(Old thread, just got back)

The savearea provided to the ETXR is 72 bytes long.
A CAUTION. In many cases it is not safe (system intergrity wise)
to use the savearea pointed to by R13 if you are running in
a space that could have user tasks (not yours) running.
For example, consider a vanilla key 8 address space, where you have
at some point switched to key 0 and done an ATTACH with ETXR for the
attached routine to get control in key 0. In this case, the R13 savearea
is in key 8.

>I did some testing and more reading and discovered the following...

>a) The Extended Addressability Guide says that each workunit (TCB or SRB)
>has its own stack. From that I it appears that the IRB is sharing the
stack
>with the orginating task. So, I won't be using the stack to save the state
in
>the exit. Hence the second question on the size of the save area provided
by
>the system for the exit.

As Binyamin asked, Why can't you use the stack?
You are using the same stack, but you would not be overwriting existing
entries
if you use it, you would be creating new ones.
As a result of the CAUTION case that I mentioned above, we almost always
use
the linkage stack for ETXR reg saving.

>b) I checked the contents of 4(r13) and 0(r14) upon entry to the ETXR. 4
>(r13) does not contain F6SA, so I assume it's a standard 72 byte save
area;
>and r14 does point to an SVC 3.

This is not a good assumption, though the conclusion is true.

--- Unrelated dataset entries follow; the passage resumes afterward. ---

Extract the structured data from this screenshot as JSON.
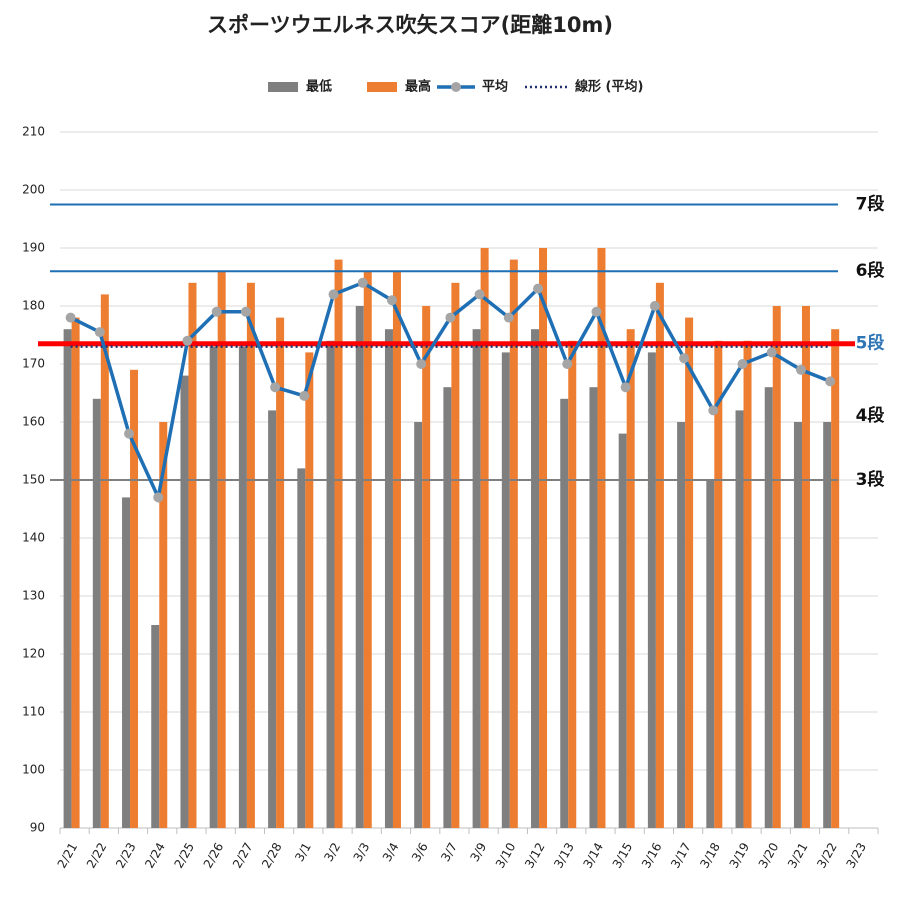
{
  "chart_data": {
    "type": "bar_line",
    "title": "スポーツウエルネス吹矢スコア(距離10m)",
    "categories": [
      "2/21",
      "2/22",
      "2/23",
      "2/24",
      "2/25",
      "2/26",
      "2/27",
      "2/28",
      "3/1",
      "3/2",
      "3/3",
      "3/4",
      "3/6",
      "3/7",
      "3/9",
      "3/10",
      "3/12",
      "3/13",
      "3/14",
      "3/15",
      "3/16",
      "3/17",
      "3/18",
      "3/19",
      "3/20",
      "3/21",
      "3/22",
      "3/23"
    ],
    "series": [
      {
        "name": "最低",
        "kind": "bar",
        "color": "#7f7f7f",
        "values": [
          176,
          164,
          147,
          125,
          168,
          173,
          173,
          162,
          152,
          174,
          180,
          176,
          160,
          166,
          176,
          172,
          176,
          164,
          166,
          158,
          172,
          160,
          150,
          162,
          166,
          160,
          160,
          null
        ]
      },
      {
        "name": "最高",
        "kind": "bar",
        "color": "#ed7d31",
        "values": [
          178,
          182,
          169,
          160,
          184,
          186,
          184,
          178,
          172,
          188,
          186,
          186,
          180,
          184,
          190,
          188,
          190,
          174,
          190,
          176,
          184,
          178,
          174,
          174,
          180,
          180,
          176,
          null
        ]
      },
      {
        "name": "平均",
        "kind": "line",
        "color": "#1f6fb5",
        "marker_color": "#a5a5a5",
        "values": [
          178,
          175.5,
          158,
          147,
          174,
          179,
          179,
          166,
          164.5,
          182,
          184,
          181,
          170,
          178,
          182,
          178,
          183,
          170,
          179,
          166,
          180,
          171,
          162,
          170,
          172,
          169,
          167,
          null
        ]
      },
      {
        "name": "線形 (平均)",
        "kind": "trend",
        "color": "#1f2f6f",
        "values": [
          173,
          173,
          173,
          173,
          173,
          173,
          173,
          173,
          173,
          173,
          173,
          173,
          173,
          173,
          173,
          173,
          173,
          173,
          173,
          173,
          173,
          173,
          173,
          173,
          173,
          173,
          173,
          null
        ]
      }
    ],
    "reference_lines": [
      {
        "label": "7段",
        "value": 197.5,
        "color": "#1f6fb5",
        "label_color": "#111111",
        "line": true
      },
      {
        "label": "6段",
        "value": 186,
        "color": "#1f6fb5",
        "label_color": "#111111",
        "line": true
      },
      {
        "label": "5段",
        "value": 173.5,
        "color": "#ff0000",
        "label_color": "#2e75b6",
        "line": true
      },
      {
        "label": "4段",
        "value": 161,
        "color": "#111111",
        "label_color": "#111111",
        "line": false
      },
      {
        "label": "3段",
        "value": 150,
        "color": "#7f7f7f",
        "label_color": "#111111",
        "line": true
      }
    ],
    "ylim": [
      90,
      210
    ],
    "yticks": [
      90,
      100,
      110,
      120,
      130,
      140,
      150,
      160,
      170,
      180,
      190,
      200,
      210
    ],
    "grid": true
  }
}
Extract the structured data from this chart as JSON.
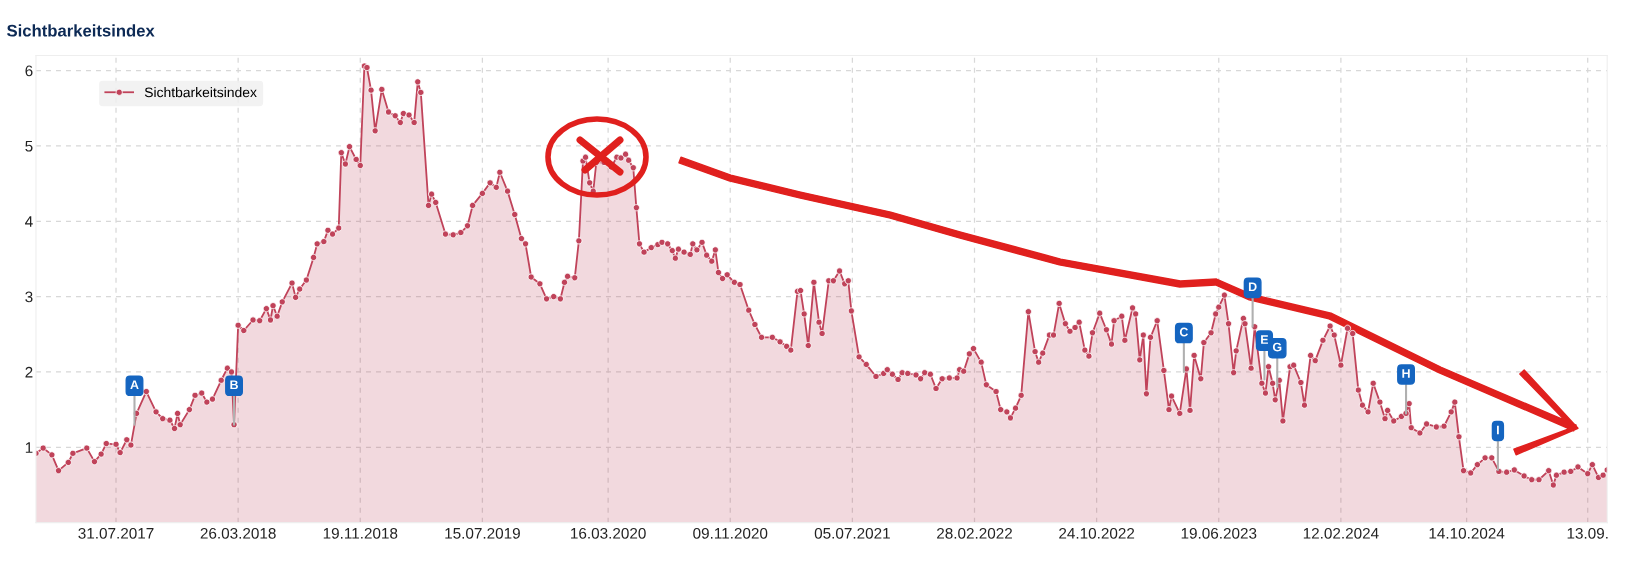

The presence
of
information such as F6SA at offset 4 says little about the length or format
of *this* area. It is primarily a statement about how registers were saved
(or
not saved) in the previous area. Since there is no previous area, no data
is provided. If you were to provide your own, chained, savearea, you would
put
into it how you saved the registers in the system-provided area (such as by
putting the 'previous pointer' or F1SA if you used the linkage stack).